Embracing his own gifts as a comic writer took Jacobson a good long time. He was born in 1942 in Manchester, "with the bombs dropping around me . . . There's a sort of feeling that this has affected me in some way, a certain turbulence in my character," in a neighbourhood that "was half-Jewish and half-not. There would have been synagogues not far off but it was by no means a ghetto."
He can’t forgot his childhood. "It was entirely non-religious in a way I really liked and still like and miss because Jews have become more religious again. There was a feeling of 'we're Jewish, and we know we're Jewish and on important days we go to the synagogue and the boys will have a barmitzvah, and we would like you to marry in, if you wouldn't mind.'"
Our childhood is playing a big role in our life and directs us in future.
To sum it up, all readers will wait the new novel The Finkler Question's – an irony in this novel is proud champion of comedy would no doubt relish.
One obstacle to winning awards has perhaps been that his talents are predominantly comic – he admits to being irritated by the lack of respect for comedy among the literary establishment. "The novel began as a comic form," he says with some exasperation. "You've got Cervantes and Rabelais and they are wild. And while you can't really say you want every novel to be comic thereafter, I kind of do, really.
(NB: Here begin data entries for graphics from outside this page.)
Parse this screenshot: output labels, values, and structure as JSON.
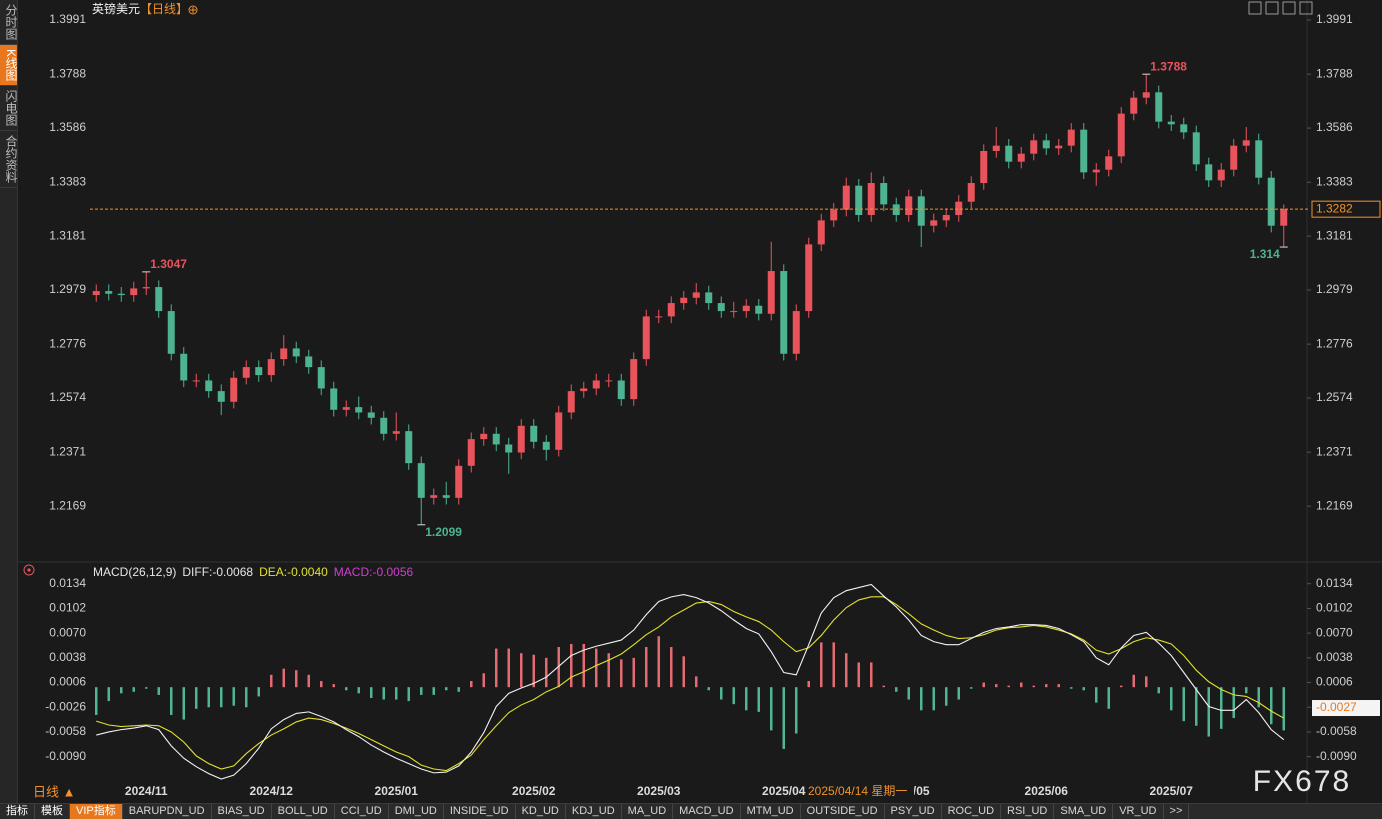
{
  "ui": {
    "side_tabs": [
      "分时图",
      "K线图",
      "闪电图",
      "合约资料"
    ],
    "period": "日线 ▲",
    "crosshair_date": "2025/04/14 星期一",
    "watermark": "FX678",
    "toolbar": [
      "指标",
      "模板",
      "VIP指标",
      "BARUPDN_UD",
      "BIAS_UD",
      "BOLL_UD",
      "CCI_UD",
      "DMI_UD",
      "INSIDE_UD",
      "KD_UD",
      "KDJ_UD",
      "MA_UD",
      "MACD_UD",
      "MTM_UD",
      "OUTSIDE_UD",
      "PSY_UD",
      "ROC_UD",
      "RSI_UD",
      "SMA_UD",
      "VR_UD",
      ">>"
    ]
  },
  "chart_data": [
    {
      "type": "candlestick",
      "title": "英镑美元",
      "period": "【日线】",
      "categories": [
        null,
        null,
        null,
        null,
        "2024/11",
        null,
        null,
        null,
        null,
        null,
        null,
        null,
        null,
        null,
        "2024/12",
        null,
        null,
        null,
        null,
        null,
        null,
        null,
        null,
        null,
        "2025/01",
        null,
        null,
        null,
        null,
        null,
        null,
        null,
        null,
        null,
        null,
        "2025/02",
        null,
        null,
        null,
        null,
        null,
        null,
        null,
        null,
        null,
        "2025/03",
        null,
        null,
        null,
        null,
        null,
        null,
        null,
        null,
        null,
        "2025/04",
        null,
        null,
        null,
        null,
        null,
        null,
        null,
        null,
        null,
        null,
        "/05",
        null,
        null,
        null,
        null,
        null,
        null,
        null,
        null,
        null,
        "2025/06",
        null,
        null,
        null,
        null,
        null,
        null,
        null,
        null,
        null,
        "2025/07",
        null,
        null,
        null,
        null,
        null,
        null,
        null,
        null,
        null
      ],
      "open": [
        1.296,
        1.2975,
        1.2965,
        1.296,
        1.2985,
        1.299,
        1.29,
        1.274,
        1.264,
        1.264,
        1.26,
        1.256,
        1.265,
        1.269,
        1.266,
        1.272,
        1.276,
        1.273,
        1.269,
        1.261,
        1.253,
        1.254,
        1.252,
        1.25,
        1.244,
        1.245,
        1.233,
        1.22,
        1.221,
        1.22,
        1.232,
        1.242,
        1.244,
        1.24,
        1.237,
        1.247,
        1.241,
        1.238,
        1.252,
        1.26,
        1.261,
        1.264,
        1.264,
        1.257,
        1.272,
        1.288,
        1.288,
        1.293,
        1.295,
        1.297,
        1.293,
        1.29,
        1.29,
        1.292,
        1.289,
        1.305,
        1.274,
        1.29,
        1.315,
        1.324,
        1.328,
        1.337,
        1.326,
        1.338,
        1.33,
        1.326,
        1.333,
        1.322,
        1.324,
        1.326,
        1.331,
        1.338,
        1.35,
        1.352,
        1.346,
        1.349,
        1.354,
        1.351,
        1.352,
        1.358,
        1.342,
        1.343,
        1.348,
        1.364,
        1.37,
        1.372,
        1.361,
        1.36,
        1.357,
        1.345,
        1.339,
        1.343,
        1.352,
        1.354,
        1.34,
        1.322
      ],
      "high": [
        1.3,
        1.3,
        1.299,
        1.301,
        1.3047,
        1.3015,
        1.2925,
        1.2765,
        1.2665,
        1.2665,
        1.2625,
        1.2675,
        1.2715,
        1.2715,
        1.2745,
        1.281,
        1.2785,
        1.2755,
        1.2715,
        1.2635,
        1.2565,
        1.258,
        1.2545,
        1.2525,
        1.252,
        1.2475,
        1.2355,
        1.2235,
        1.226,
        1.2345,
        1.2445,
        1.2465,
        1.2465,
        1.2425,
        1.2495,
        1.2495,
        1.2435,
        1.2545,
        1.2625,
        1.2635,
        1.2665,
        1.2665,
        1.2665,
        1.2745,
        1.2905,
        1.2905,
        1.2955,
        1.2975,
        1.3005,
        1.2995,
        1.2955,
        1.2935,
        1.2945,
        1.2945,
        1.316,
        1.3075,
        1.2925,
        1.3175,
        1.3265,
        1.3305,
        1.34,
        1.3395,
        1.342,
        1.3405,
        1.3325,
        1.3355,
        1.3355,
        1.3265,
        1.3285,
        1.3335,
        1.3405,
        1.3525,
        1.359,
        1.3545,
        1.3515,
        1.3565,
        1.3565,
        1.3545,
        1.3605,
        1.3605,
        1.3455,
        1.3505,
        1.3665,
        1.3725,
        1.3788,
        1.3745,
        1.3635,
        1.3625,
        1.3595,
        1.3475,
        1.3455,
        1.3545,
        1.359,
        1.3565,
        1.3425,
        1.33
      ],
      "low": [
        1.2935,
        1.294,
        1.2935,
        1.2935,
        1.296,
        1.2875,
        1.2715,
        1.2615,
        1.2615,
        1.2575,
        1.251,
        1.2535,
        1.2625,
        1.2635,
        1.2635,
        1.2695,
        1.2705,
        1.2665,
        1.2585,
        1.2505,
        1.2505,
        1.2495,
        1.2475,
        1.2415,
        1.2415,
        1.2305,
        1.2099,
        1.2175,
        1.2175,
        1.2175,
        1.2295,
        1.2395,
        1.2375,
        1.229,
        1.2345,
        1.2385,
        1.234,
        1.2355,
        1.2495,
        1.2575,
        1.2585,
        1.2615,
        1.2545,
        1.2545,
        1.2695,
        1.2855,
        1.2855,
        1.2905,
        1.2925,
        1.2905,
        1.2875,
        1.2875,
        1.2875,
        1.2865,
        1.2865,
        1.2715,
        1.2715,
        1.2875,
        1.3125,
        1.3215,
        1.3255,
        1.3235,
        1.3235,
        1.3275,
        1.3235,
        1.3235,
        1.314,
        1.3195,
        1.3215,
        1.3235,
        1.3285,
        1.3355,
        1.3475,
        1.3435,
        1.3435,
        1.3465,
        1.3485,
        1.3485,
        1.3495,
        1.3395,
        1.337,
        1.3405,
        1.3455,
        1.3615,
        1.3675,
        1.3585,
        1.3575,
        1.3545,
        1.3425,
        1.3365,
        1.3365,
        1.3405,
        1.3495,
        1.3375,
        1.3195,
        1.314
      ],
      "close": [
        1.2975,
        1.2965,
        1.296,
        1.2985,
        1.299,
        1.29,
        1.274,
        1.264,
        1.264,
        1.26,
        1.256,
        1.265,
        1.269,
        1.266,
        1.272,
        1.276,
        1.273,
        1.269,
        1.261,
        1.253,
        1.254,
        1.252,
        1.25,
        1.244,
        1.245,
        1.233,
        1.22,
        1.221,
        1.22,
        1.232,
        1.242,
        1.244,
        1.24,
        1.237,
        1.247,
        1.241,
        1.238,
        1.252,
        1.26,
        1.261,
        1.264,
        1.264,
        1.257,
        1.272,
        1.288,
        1.288,
        1.293,
        1.295,
        1.297,
        1.293,
        1.29,
        1.29,
        1.292,
        1.289,
        1.305,
        1.274,
        1.29,
        1.315,
        1.324,
        1.328,
        1.337,
        1.326,
        1.338,
        1.33,
        1.326,
        1.333,
        1.322,
        1.324,
        1.326,
        1.331,
        1.338,
        1.35,
        1.352,
        1.346,
        1.349,
        1.354,
        1.351,
        1.352,
        1.358,
        1.342,
        1.343,
        1.348,
        1.364,
        1.37,
        1.372,
        1.361,
        1.36,
        1.357,
        1.345,
        1.339,
        1.343,
        1.352,
        1.354,
        1.34,
        1.322,
        1.3282
      ],
      "up_color": "#e9545c",
      "down_color": "#4db390",
      "last_price_color": "#f0932b",
      "ylim": [
        1.1967,
        1.4036
      ],
      "yticks": [
        1.2169,
        1.2371,
        1.2574,
        1.2776,
        1.2979,
        1.3181,
        1.3383,
        1.3586,
        1.3788,
        1.3991
      ],
      "grid": false
    },
    {
      "type": "macd",
      "title": "MACD(26,12,9)",
      "series": [
        {
          "legend": "DIFF:-0.0068",
          "color": "#f2f2f2",
          "legend_color": "#e6e6e6",
          "values": [
            -0.0062,
            -0.0058,
            -0.0055,
            -0.0053,
            -0.005,
            -0.0055,
            -0.0076,
            -0.0092,
            -0.0103,
            -0.0112,
            -0.0119,
            -0.0114,
            -0.0099,
            -0.0079,
            -0.0054,
            -0.0042,
            -0.0034,
            -0.0032,
            -0.0038,
            -0.0045,
            -0.0055,
            -0.0064,
            -0.0075,
            -0.0084,
            -0.0092,
            -0.0099,
            -0.0106,
            -0.0111,
            -0.011,
            -0.0102,
            -0.0084,
            -0.0059,
            -0.0025,
            -0.0008,
            -0.0001,
            0.0005,
            0.0013,
            0.0027,
            0.0041,
            0.0048,
            0.0053,
            0.0057,
            0.0061,
            0.0074,
            0.0094,
            0.0111,
            0.0117,
            0.012,
            0.0116,
            0.0109,
            0.0099,
            0.0087,
            0.0076,
            0.0069,
            0.0046,
            0.0019,
            0.0016,
            0.0055,
            0.0096,
            0.0116,
            0.0125,
            0.0129,
            0.0133,
            0.0118,
            0.0104,
            0.0087,
            0.0067,
            0.0059,
            0.0055,
            0.0055,
            0.0063,
            0.0071,
            0.0076,
            0.0078,
            0.0081,
            0.0081,
            0.008,
            0.0076,
            0.0068,
            0.0059,
            0.0038,
            0.0029,
            0.0051,
            0.0067,
            0.0071,
            0.0057,
            0.0041,
            0.0019,
            -0.0003,
            -0.0025,
            -0.003,
            -0.003,
            -0.0016,
            -0.0033,
            -0.0055,
            -0.0068
          ]
        },
        {
          "legend": "DEA:-0.0040",
          "color": "#e3e12c",
          "legend_color": "#e3e12c",
          "values": [
            -0.0044,
            -0.0049,
            -0.0051,
            -0.005,
            -0.0049,
            -0.005,
            -0.0058,
            -0.0071,
            -0.0089,
            -0.0099,
            -0.0106,
            -0.0102,
            -0.0086,
            -0.0073,
            -0.0062,
            -0.0054,
            -0.0045,
            -0.004,
            -0.0042,
            -0.0047,
            -0.0053,
            -0.006,
            -0.0068,
            -0.0076,
            -0.0084,
            -0.009,
            -0.0101,
            -0.0106,
            -0.0108,
            -0.0099,
            -0.0088,
            -0.0068,
            -0.005,
            -0.0033,
            -0.0023,
            -0.0016,
            -0.0006,
            0.0001,
            0.0013,
            0.002,
            0.0028,
            0.0035,
            0.0043,
            0.0055,
            0.0068,
            0.0078,
            0.0091,
            0.01,
            0.0109,
            0.0111,
            0.0107,
            0.0098,
            0.0091,
            0.0085,
            0.0074,
            0.0059,
            0.0046,
            0.0051,
            0.0067,
            0.0087,
            0.0103,
            0.0113,
            0.0117,
            0.0117,
            0.0107,
            0.0095,
            0.0082,
            0.0074,
            0.0067,
            0.0063,
            0.0064,
            0.0068,
            0.0074,
            0.0077,
            0.0078,
            0.008,
            0.0078,
            0.0074,
            0.0069,
            0.0061,
            0.0048,
            0.0043,
            0.005,
            0.0059,
            0.0064,
            0.0061,
            0.0056,
            0.0041,
            0.0022,
            0.0007,
            -0.0003,
            -0.001,
            -0.0012,
            -0.002,
            -0.0031,
            -0.004
          ]
        },
        {
          "legend": "MACD:-0.0056",
          "up_color": "#e46b72",
          "down_color": "#4fb592",
          "legend_color": "#d13fd1",
          "values": [
            -0.0036,
            -0.0018,
            -0.0008,
            -0.0006,
            -0.0002,
            -0.001,
            -0.0036,
            -0.0042,
            -0.0028,
            -0.0026,
            -0.0026,
            -0.0024,
            -0.0026,
            -0.0012,
            0.0016,
            0.0024,
            0.0022,
            0.0016,
            0.0008,
            0.0004,
            -0.0004,
            -0.0008,
            -0.0014,
            -0.0016,
            -0.0016,
            -0.0018,
            -0.001,
            -0.001,
            -0.0004,
            -0.0006,
            0.0008,
            0.0018,
            0.005,
            0.005,
            0.0044,
            0.0042,
            0.0038,
            0.0052,
            0.0056,
            0.0056,
            0.005,
            0.0044,
            0.0036,
            0.0038,
            0.0052,
            0.0066,
            0.0052,
            0.004,
            0.0014,
            -0.0004,
            -0.0016,
            -0.0022,
            -0.003,
            -0.0032,
            -0.0056,
            -0.008,
            -0.006,
            0.0008,
            0.0058,
            0.0058,
            0.0044,
            0.0032,
            0.0032,
            0.0002,
            -0.0006,
            -0.0016,
            -0.003,
            -0.003,
            -0.0024,
            -0.0016,
            -0.0002,
            0.0006,
            0.0004,
            0.0002,
            0.0006,
            0.0002,
            0.0004,
            0.0004,
            -0.0002,
            -0.0004,
            -0.002,
            -0.0028,
            0.0002,
            0.0016,
            0.0014,
            -0.0008,
            -0.003,
            -0.0044,
            -0.005,
            -0.0064,
            -0.0054,
            -0.004,
            -0.0008,
            -0.0026,
            -0.0048,
            -0.0056
          ]
        }
      ],
      "ylim": [
        -0.0128,
        0.0144
      ],
      "yticks": [
        {
          "value": -0.009,
          "label": "-0.0090"
        },
        -0.0058,
        -0.0026,
        0.0006,
        0.0038,
        {
          "value": 0.007,
          "label": "0.0070"
        },
        0.0102,
        0.0134
      ],
      "marker": -0.0027,
      "grid": false
    }
  ]
}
And if I don't get it I feel a little cheated."
Howard Jacobson cites George Eliot that novels without comedy lose their way. Having recently been looking at his old copy of Middlemarch. "It's wonderful, but you feel embarrassed for her when she tries to be funny; she's elephantine. But it fascinates me that she knows she should be trying to be funny, and that she knows the novel is not complete without comedy. It's absurd the value that's placed on literature as a religiose form, when the novel is an anti-religiose form. It's scornful, spiteful, tough. Which is exactly what makes it sacred."
Embracing his own gifts as a comic writer took Jacobson a good long time. He was born in 1942 in Manchester, "with the bombs dropping around me . . . There's a sort of feeling that this has affected me in some way, a certain turbulence in my character," in a neighbourhood that "was half-Jewish and half-not. There would have been synagogues not far off but it was by no means a ghetto."
He can’t forgot his childhood. "It was entirely non-religious in a way I really liked and still like and miss because Jews have become more religious again. There was a feeling of 'we're Jewish, and we know we're Jewish and on important days we go to the synagogue and the boys will have a barmitzvah, and we would like you to marry in, if you wouldn't mind.'"
Our childhood is playing a big role in our life and directs us in future.
To sum it up, all readers will wait the new novel The Finkler Question's – an irony in this novel is proud champion of comedy would no doubt relish.